Sorry, I interrupted you before you told me why you decided to shoot Jean Paul Gaultier.
Well, for a couple reasons. Like I was saying—Sonia is Paris, one idea of Paris, and Proenza is America, and Karl to me is postwar European, and Jean Paul, he’s a child of the ’70s and ’80s in Paris. They all have a very different sensibility. And with Jean Paul, I was also interested in him because he is relatively new to the haute couture, and after filming Chanel, which is like the Rolls-Royce, I thought it would be interesting to see this new couture car in action.

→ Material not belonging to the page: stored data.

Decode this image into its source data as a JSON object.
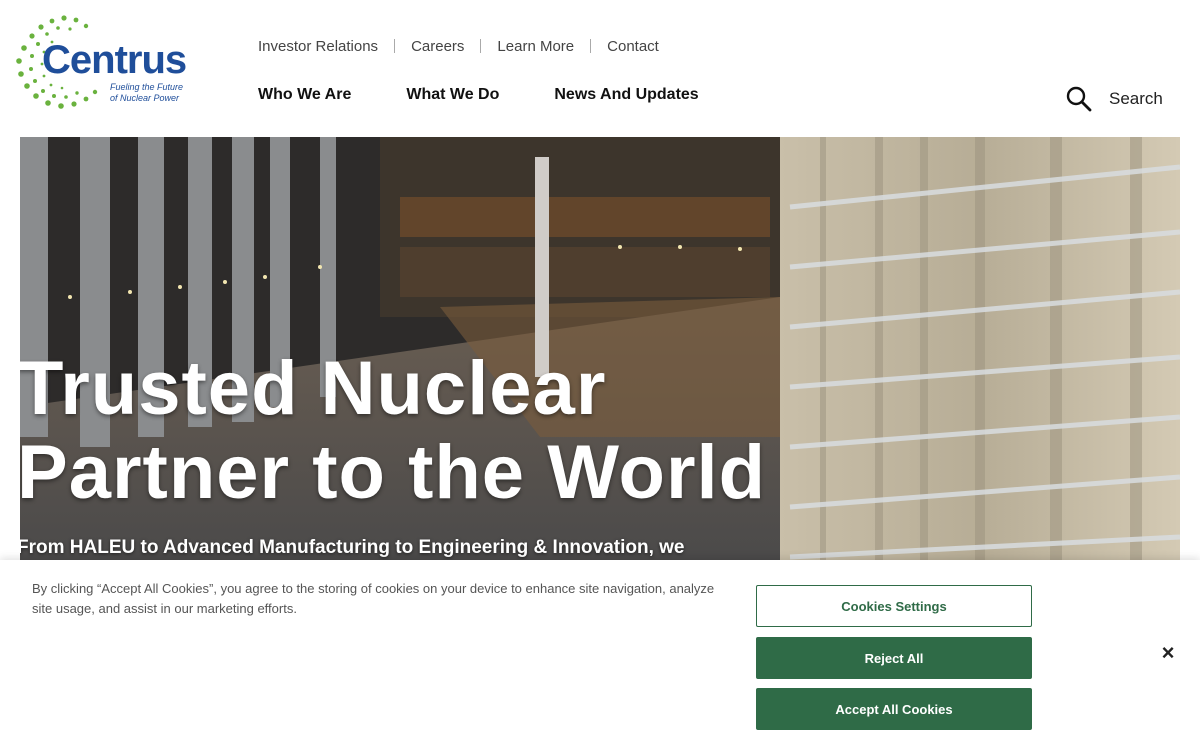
{
  "brand": {
    "name": "Centrus",
    "tagline_line1": "Fueling the Future",
    "tagline_line2": "of Nuclear Power",
    "primary_color": "#1f4e9a",
    "dot_color": "#6ab23e"
  },
  "utility_nav": {
    "items": [
      {
        "label": "Investor Relations"
      },
      {
        "label": "Careers"
      },
      {
        "label": "Learn More"
      },
      {
        "label": "Contact"
      }
    ]
  },
  "main_nav": {
    "items": [
      {
        "label": "Who We Are"
      },
      {
        "label": "What We Do"
      },
      {
        "label": "News And Updates"
      }
    ]
  },
  "search": {
    "label": "Search",
    "icon": "search-icon"
  },
  "hero": {
    "title_line1": "Trusted Nuclear",
    "title_line2": "Partner to the World",
    "subtitle": "From HALEU to Advanced Manufacturing to Engineering & Innovation, we"
  },
  "cookie_banner": {
    "text": "By clicking “Accept All Cookies”, you agree to the storing of cookies on your device to enhance site navigation, analyze site usage, and assist in our marketing efforts.",
    "settings_label": "Cookies Settings",
    "reject_label": "Reject All",
    "accept_label": "Accept All Cookies",
    "close_icon": "close-icon",
    "close_symbol": "×",
    "button_color": "#2f6b47"
  }
}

I’m actually quite interested in what you chose not to show. We never see stylists, for example. And you don’t focus at all on the look of the collections—the silhouette, the style. Which is, of course, the whole point.
I wanted to show the stylists. I know how important they are—I ve seen how much direction Katie Grand gives at Vuitton, for example. But the person the designer is talking to the most before the show, that’s the head of atelier. Anna at Fendi, Andrea at Proenza; these are amazing women, they make everything happen, you know? They didn’t want to be filmed, but it was essential to film them. And what they do, you can show—it’s not easy to show, but at least it’s physical. They’re working on the clothes. The stylist, what she does, or he does, is so immaterial. And so often, they communicate in this way that’s above words. It’s a look, a stomp of the foot. Very difficult to get on film. In terms of the collections themselves, the look of them, part of the decision to stay away from talking about that is that I wanted to focus on the process. This wasn’t a project about inspiration. And anyway, you know, I watched a lot of fashion television when I was growing up, and the thing I hated—really hated—was the way they would cut from this hair and makeup footage, which is for some reason the most boring footage in the world, to an interview with some designer saying, oh, “I wanted modern, I wanted feminine.” They always would say the same thing. Of course they want modern and feminine! It’s obvious. I never wanted to ask a question that would get me this media-trained bullshit.

This series definitely feels vérité. In fact, I have to admit—I watched one of the episodes with a friend of mine who works in the industry in Los Angeles, and he’s a smart guy, but he kept asking, “What’s going on here? Is this a competition?” And I kept having to say, “No, you dink, this is fashion.” And that made me wonder—did you get any pressure to conform this series to that American reality-show idea of how fashion works, and who works in it?
Pressure? No. You do have this thing here that we don’t have in France—”notes.” The people at Sundance are brilliant, they gave me hundreds of notes, incredibly precise, that helped give me a sense of this American kind of narrative. There’s an interest in stakes and drama that we don’t care about in France. You’re a country of drama queens, I guess. And kings.

That’s certainly the impression you’d get watching Bravo. Do you watch any of that stuff?
Eh, I’ve seen a little bit of these reality shows, and whatever they’re about, they’re not about fashion. Competition, making fun of people, but not fashion. It’s very hard to convince people to do a real fashion show—there’s a prejudice against fashion people in TV, even in France. I blame William Klein. After Qui Est-Vous, Polly Magoo?, he made fashion people ridiculous forever. It is quite a funny business, but I see the humor from the fashion-geek perspective. I mean, right now, I’m so excited for the Paris shows—I am desperate to interview Hannah MacGibbon, who never talks to anyone, and I can’t wait to see what Phoebe Philo will do at Celine, and Peter Copping at Nina Ricci. That’s a dramatic series, to me. I want to see how the story goes.